Walter stood with the knife raised and his teeth bared. And Edwin—Edwin was not the resigned, anaemic figure with two thin cuts. He was heaving for breath, swaying on his feet, and his arms were a ravaged mess of blood.
It was hard to keep track of what happened next. Robin ran smack into Walter, who flinched and fumbled the bowl, and shifted the knife as if to drive it right into Robin’s face. Alan flinched, despite knowing that this Robin was an illusion. And indeed the knife sank through Robin like mist.
In the same moment, an exact copy of Robin seemed to step out of the air itself, behind Walter and Edwin. His face was a map of fury and he was holding Jack’s stick. He drew his arms back and swung it at Walter’s head like a cricketer driving for the boundaries.
Alan was close enough to hear the extremely non-illusory thunk as it connected.

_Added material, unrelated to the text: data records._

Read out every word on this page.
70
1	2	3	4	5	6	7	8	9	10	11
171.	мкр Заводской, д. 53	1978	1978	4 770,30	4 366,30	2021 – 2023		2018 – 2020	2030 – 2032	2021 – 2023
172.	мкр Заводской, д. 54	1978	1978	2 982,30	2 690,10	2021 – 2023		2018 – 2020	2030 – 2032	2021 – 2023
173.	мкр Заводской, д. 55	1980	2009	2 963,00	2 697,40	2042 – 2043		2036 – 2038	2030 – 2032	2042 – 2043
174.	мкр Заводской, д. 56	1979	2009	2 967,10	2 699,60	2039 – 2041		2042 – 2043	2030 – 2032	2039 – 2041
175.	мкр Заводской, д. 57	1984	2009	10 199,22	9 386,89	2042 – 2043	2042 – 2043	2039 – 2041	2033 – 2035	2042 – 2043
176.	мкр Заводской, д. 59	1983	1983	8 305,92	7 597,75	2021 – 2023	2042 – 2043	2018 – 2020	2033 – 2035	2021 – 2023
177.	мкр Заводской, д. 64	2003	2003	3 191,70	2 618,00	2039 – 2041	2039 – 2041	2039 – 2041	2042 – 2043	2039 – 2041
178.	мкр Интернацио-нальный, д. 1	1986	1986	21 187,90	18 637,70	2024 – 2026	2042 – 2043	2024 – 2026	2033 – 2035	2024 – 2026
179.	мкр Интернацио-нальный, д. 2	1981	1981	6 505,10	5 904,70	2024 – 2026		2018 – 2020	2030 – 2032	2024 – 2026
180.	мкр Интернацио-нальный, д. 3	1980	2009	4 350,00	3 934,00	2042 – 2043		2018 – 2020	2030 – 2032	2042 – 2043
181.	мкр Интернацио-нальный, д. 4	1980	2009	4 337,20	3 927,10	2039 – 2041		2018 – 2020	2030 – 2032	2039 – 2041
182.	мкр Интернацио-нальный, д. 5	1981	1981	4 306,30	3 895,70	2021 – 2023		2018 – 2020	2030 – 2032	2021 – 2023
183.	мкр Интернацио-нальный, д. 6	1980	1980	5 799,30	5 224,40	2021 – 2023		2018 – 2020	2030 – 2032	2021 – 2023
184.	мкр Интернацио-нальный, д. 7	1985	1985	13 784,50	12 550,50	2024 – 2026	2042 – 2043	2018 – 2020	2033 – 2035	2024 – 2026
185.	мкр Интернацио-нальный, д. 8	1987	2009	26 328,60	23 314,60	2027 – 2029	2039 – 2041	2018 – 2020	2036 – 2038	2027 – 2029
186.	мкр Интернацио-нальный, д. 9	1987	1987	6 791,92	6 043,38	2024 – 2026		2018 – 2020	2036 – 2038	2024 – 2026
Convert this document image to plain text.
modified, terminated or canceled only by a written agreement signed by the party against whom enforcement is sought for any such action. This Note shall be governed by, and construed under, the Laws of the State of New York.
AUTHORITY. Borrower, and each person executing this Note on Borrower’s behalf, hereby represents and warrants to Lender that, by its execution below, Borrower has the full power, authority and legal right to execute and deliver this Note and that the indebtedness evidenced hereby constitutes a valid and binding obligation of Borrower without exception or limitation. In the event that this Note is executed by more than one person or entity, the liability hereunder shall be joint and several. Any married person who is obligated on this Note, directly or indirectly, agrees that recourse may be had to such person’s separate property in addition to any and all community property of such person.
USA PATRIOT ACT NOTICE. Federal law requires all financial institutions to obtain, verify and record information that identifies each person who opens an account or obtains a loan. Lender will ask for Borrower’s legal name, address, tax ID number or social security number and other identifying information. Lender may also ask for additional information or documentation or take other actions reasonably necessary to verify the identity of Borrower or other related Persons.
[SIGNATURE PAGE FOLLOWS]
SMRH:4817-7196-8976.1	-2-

Walter reeled, sank to his knees, then collapsed on his side with bowl and knife clattering from his nerveless hands.
“Violet!” shouted Robin. He threw himself between Bastoke and Edwin. Bastoke, recovered from the initial shock of events, was on the verge of completing a cradle.
The curtain-spell dropped—it must have taken incredible concentration to keep it up while also manipulating that illusion of Robin—showing Violet and Maud standing at the side of the stage. Dark and glittering ropes of magic erupted from Violet’s hands and flew at George Bastoke, wrapping around his body and limbs like covetous, angry snakes. His cradle died as his arms were forced to his sides. His face twisted in pure, outraged disbelief as he lost his balance and toppled to the ground like a felled tree.

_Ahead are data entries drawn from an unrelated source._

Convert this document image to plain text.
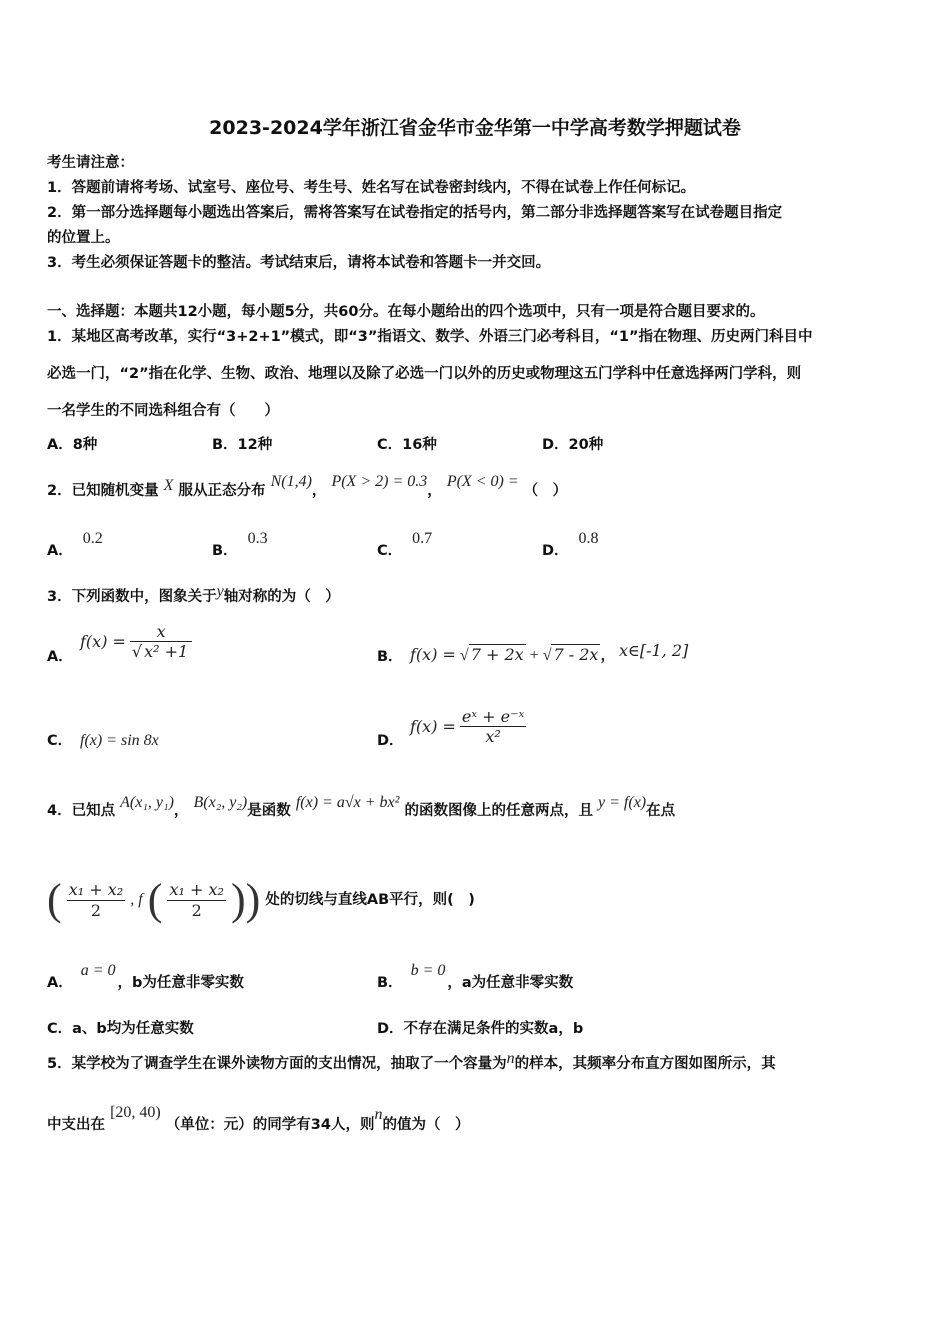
2023-2024学年浙江省金华市金华第一中学高考数学押题试卷
考生请注意：
1．答题前请将考场、试室号、座位号、考生号、姓名写在试卷密封线内，不得在试卷上作任何标记。
2．第一部分选择题每小题选出答案后，需将答案写在试卷指定的括号内，第二部分非选择题答案写在试卷题目指定
的位置上。
3．考生必须保证答题卡的整洁。考试结束后，请将本试卷和答题卡一并交回。
一、选择题：本题共12小题，每小题5分，共60分。在每小题给出的四个选项中，只有一项是符合题目要求的。
1．某地区高考改革，实行“3+2+1”模式，即“3”指语文、数学、外语三门必考科目，“1”指在物理、历史两门科目中
必选一门，“2”指在化学、生物、政治、地理以及除了必选一门以外的历史或物理这五门学科中任意选择两门学科，则
一名学生的不同选科组合有（　　）
A．8种	B．12种	C．16种	D．20种
2．已知随机变量 X 服从正态分布 N(1,4)， P(X > 2) = 0.3， P(X < 0) = （　）
A．0.2
B．0.3
C．0.7
D．0.8
3．下列函数中，图象关于y轴对称的为（　）
A．
$f(x) = \frac{x}{\text{√ x² +1}}$	B． f(x) = √ 7 + 2x + √ 7 - 2x ， x∈[-1, 2]
C． f(x) = sin 8x	D．
$f(x) = \frac{\text{eˣ + e⁻ˣ}}{\text{x²}}$
4．已知点 A(x₁, y₁)， B(x₂, y₂)是函数 f(x) = a√x + bx² 的函数图像上的任意两点，且 y = f(x)在点
( $\frac{\text{x₁ + x₂}}{2}$ , f ( $\frac{\text{x₁ + x₂}}{2}$ )) 处的切线与直线AB平行，则(　)
A．a = 0，b为任意非零实数	B．b = 0，a为任意非零实数
C．a、b均为任意实数	D．不存在满足条件的实数a，b
5．某学校为了调查学生在课外读物方面的支出情况，抽取了一个容量为n的样本，其频率分布直方图如图所示，其
中支出在 [20, 40) （单位：元）的同学有34人，则n的值为（　）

The coin jolted out of his hand, rolled, and came to a halt against Walter’s unmoving body.
Relief hit Alan like a cold flannel.
“Jack!” cried Lady Cheetham. “Oh—well done, darling.”
Alan looked over. Jack had taken advantage of the chaos to surprise the front-row Cooper, Rolfe, and was roughly tying the man’s hands together behind his back with—was that Jack’s bow tie? Seemed to be. His collar was in chaos.
There were probably more Coopers around, and the hesitation of seeing their leader incapacitated wouldn’t last long. Alan dashed for the nearest steps to the stage, already yanking his apron off. He got his teeth into the fabric and managed an uneven tear with the rough strength of urgency. Good enough. Two pieces instead of one.
“Arms,” he panted, coming up next to Edwin. “Stop the bleeding.”
Edwin was the colour of rotten milk, his eyelids fluttering, but he submitted to Alan tying the fabric tight around his bleeding arms. His skin was clammy and cold and Jesus fuck, there was so much blood. Robin had an arm around his waist, and it seemed to be the only thing keeping him upright.
Concentrating on this task, Alan was only just aware of Mrs. Vaughn running past them and falling to her knees by the unconscious figure of Walter Courcey.
“Stupid,” she hissed, “you stupid man, how could you let them—”
She might wake him up by magic, Alan supposed, but what difference would it make? The ritual had been stopped. Nobody would be killing Edwin to complete it. And Lady Cheetham could keep an eye on them in the meantime.